Pour une fois, j’ai rêvé que j’habitais à Lyon — dans une autre maison, je veux dire. Lorsque je lui en ai parlé, mon coloc m’a dit que je semblais souvent rêver d’habiter ailleurs. c’est sans doute vrai. Rêves de grandes maisons entourées d’arbres… Cette fois, apparemment c’était en haut des pentes de la Croix-Rousse. Une belle demeure de type années 30, comment dire? Je ne sais comment s’appelle ce genre de maisons: toutes en lignes droites et cannelures, toit en terrasse et grandes fenêtres. Il y avait trois étages, et au dernier, une vaste terrasse, sous une canopée de pins maritimes. Étonnant comme j’explorai tout le plan, bien dessiné dans mon esprit. La petite chatte Jabule était là, aussi, venue visiter avec nous: elle gambadait de pièce en pièce, visiblement heureuse. Il n’y avait que la déco en chinoiseries du petit salon du rez-de-chaussée, sous l’escalier en colimaçon, qui était du plus mauvais goût. Le soleil couchant allongeait les ombres et roussissait la terrasse. À travers les arbres, on distinguait la colline de Fourvière.

#1049

Encore rêvé de Bordeaux. La nuit tombait, la ville était toute rousse. Tout était incroyablement précis, dans ce rêve, les détails des endroits où je passais, tel trottoir, telle façade. Mais le Bordaux dont je rêve n’est jamais le véritable Bordeaux: c’est une ville rêvée, avec ses prorpes endroits, ses propres rues et bâtiments. Et l’étonnant de tout cela est que d’une fois sur l’autre j’y retrouve des souvenirs, je me rappelle avoir déjà rêvé/passé par là. Cette fois, je découvrais cependant une nouvelle boutique, un bouquiniste tenu par un jeune Beur prénommé Adid.

#1047

Ce matin tôt, j’ouvris brièvement les yeux sur un beau coin de ciel bleu.

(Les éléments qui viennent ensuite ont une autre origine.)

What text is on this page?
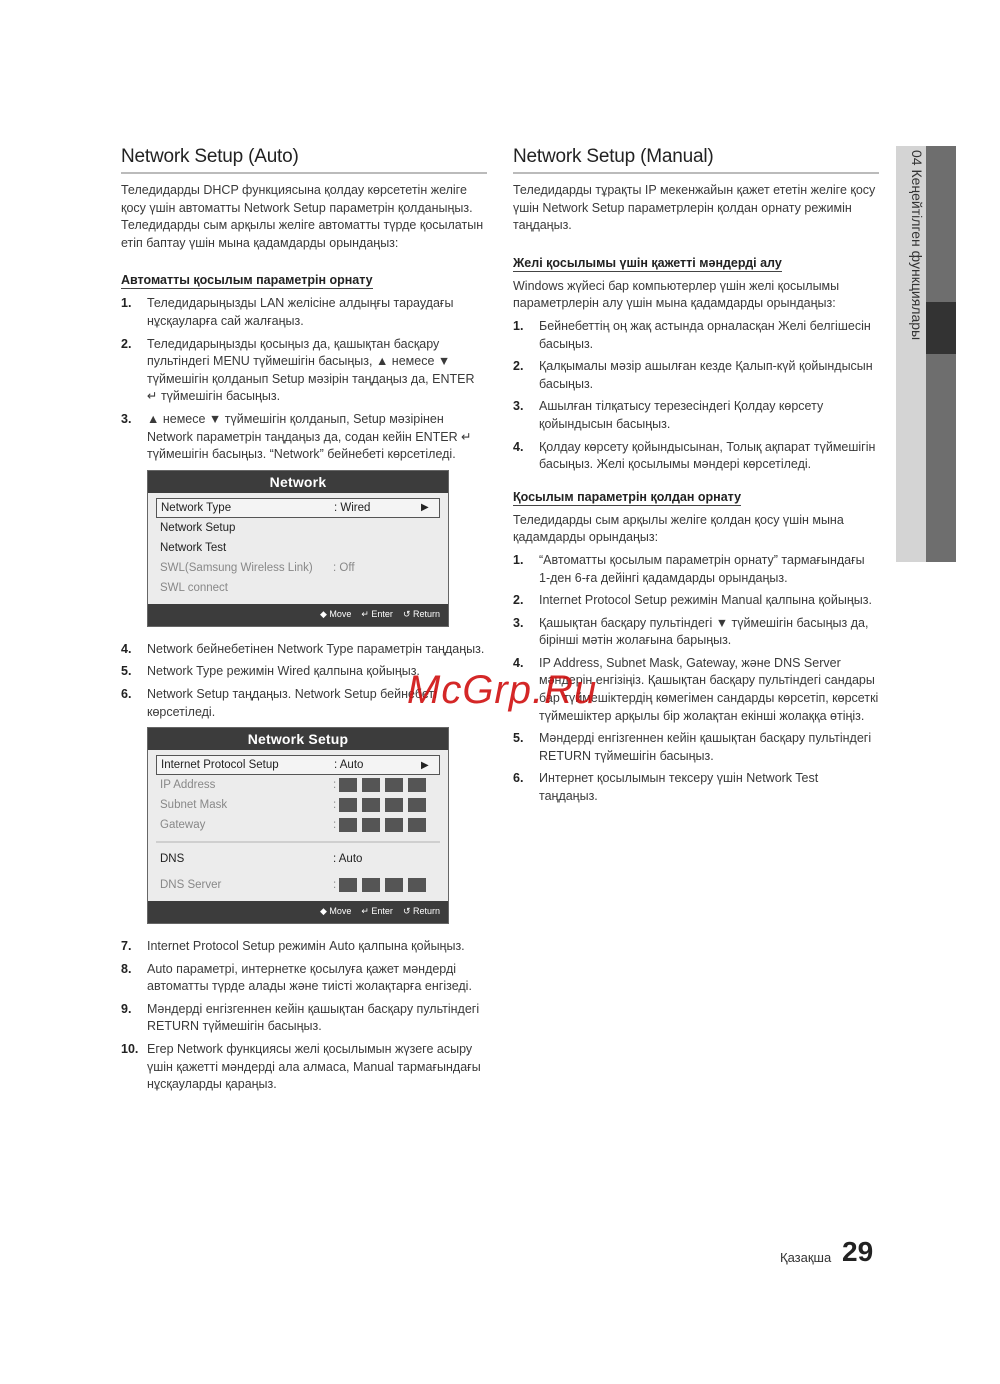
Network Setup (Auto)

Теледидарды DHCP функциясына қолдау көрсететін желіге қосу үшін автоматты Network Setup параметрін қолданыңыз. Теледидарды сым арқылы желіге автоматты түрде қосылатын етіп баптау үшін мына қадамдарды орындаңыз:

Автоматты қосылым параметрін орнату
1. Теледидарыңызды LAN желісіне алдыңғы тараудағы нұсқауларға сай жалғаңыз.
2. Теледидарыңызды қосыңыз да, қашықтан басқару пультіндегі MENU түймешігін басыңыз, ▲ немесе ▼ түймешігін қолданып Setup мәзірін таңдаңыз да, ENTER ↵ түймешігін басыңыз.
3. ▲ немесе ▼ түймешігін қолданып, Setup мәзірінен Network параметрін таңдаңыз да, содан кейін ENTER ↵ түймешігін басыңыз. “Network” бейнебеті көрсетіледі.
Network
Network Type	: Wired	▶
Network Setup
Network Test
SWL(Samsung Wireless Link)	: Off
SWL connect
◆ Move ↵ Enter ↺ Return
4. Network бейнебетінен Network Type параметрін таңдаңыз.
5. Network Type режимін Wired қалпына қойыңыз.
6. Network Setup таңдаңыз. Network Setup бейнебеті көрсетіледі.
Network Setup
Internet Protocol Setup	: Auto	▶
IP Address	:
Subnet Mask	:
Gateway	:
DNS	: Auto
DNS Server	:
◆ Move ↵ Enter ↺ Return
7. Internet Protocol Setup режимін Auto қалпына қойыңыз.
8. Auto параметрі, интернетке қосылуға қажет мәндерді автоматты түрде алады және тиісті жолақтарға енгізеді.
9. Мәндерді енгізгеннен кейін қашықтан басқару пультіндегі RETURN түймешігін басыңыз.
10. Егер Network функциясы желі қосылымын жүзеге асыру үшін қажетті мәндерді ала алмаса, Manual тармағындағы нұсқауларды қараңыз.
Network Setup (Manual)

Теледидарды тұрақты IP мекенжайын қажет ететін желіге қосу үшін Network Setup параметрлерін қолдан орнату режимін таңдаңыз.

Желі қосылымы үшін қажетті мәндерді алу

Windows жүйесі бар компьютерлер үшін желі қосылымы параметрлерін алу үшін мына қадамдарды орындаңыз:

1. Бейнебеттің оң жақ астында орналасқан Желі белгішесін басыңыз.
2. Қалқымалы мәзір ашылған кезде Қалып-күй қойындысын басыңыз.
3. Ашылған тілқатысу терезесіндегі Қолдау көрсету қойындысын басыңыз.
4. Қолдау көрсету қойындысынан, Толық ақпарат түймешігін басыңыз. Желі қосылымы мәндері көрсетіледі.
Қосылым параметрін қолдан орнату

Теледидарды сым арқылы желіге қолдан қосу үшін мына қадамдарды орындаңыз:

1. “Автоматты қосылым параметрін орнату” тармағындағы 1-ден 6-ға дейінгі қадамдарды орындаңыз.
2. Internet Protocol Setup режимін Manual қалпына қойыңыз.
3. Қашықтан басқару пультіндегі ▼ түймешігін басыңыз да, бірінші мәтін жолағына барыңыз.
4. IP Address, Subnet Mask, Gateway, және DNS Server мәндерін енгізіңіз. Қашықтан басқару пультіндегі сандары бар түймешіктердің көмегімен сандарды көрсетіп, көрсеткі түймешіктер арқылы бір жолақтан екінші жолаққа өтіңіз.
5. Мәндерді енгізгеннен кейін қашықтан басқару пультіндегі RETURN түймешігін басыңыз.
6. Интернет қосылымын тексеру үшін Network Test таңдаңыз.
04 Кеңейтілген функциялары
McGrp.Ru
Қазақша 29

Les refermant, je rêvai d’un bord de mer, ce même ciel bleu se fondant dans l’océan, et puis un phare, le vent froid (qui coulait effectivement de la fenêtre) et des cris de mouettes… Envie d’iode, d’embruns, de sable et de vagues. Las, au réveil le ciel pesait de nouveau en grisaille sur une ville typiquement estivale: juste hantée par les voyous et les freaks. Il faut se rendre au marché pour voir des habitants normaux. Terrible ventre creux de l’été.

#1046

Fraîcheur, averses: moi j’aime, on respire. Le ciel bleu, lavé, est d’une grâce éclatante. Encore un peu retouché la maquette du « Hercule Poirot » aujourd’hui, terminé l’article historique pour icelui. Planté devant mon écran, Albert-le-chat suit avec intérêt les déplacements du curseur. Pousse-toi, le chat, tu me gênes.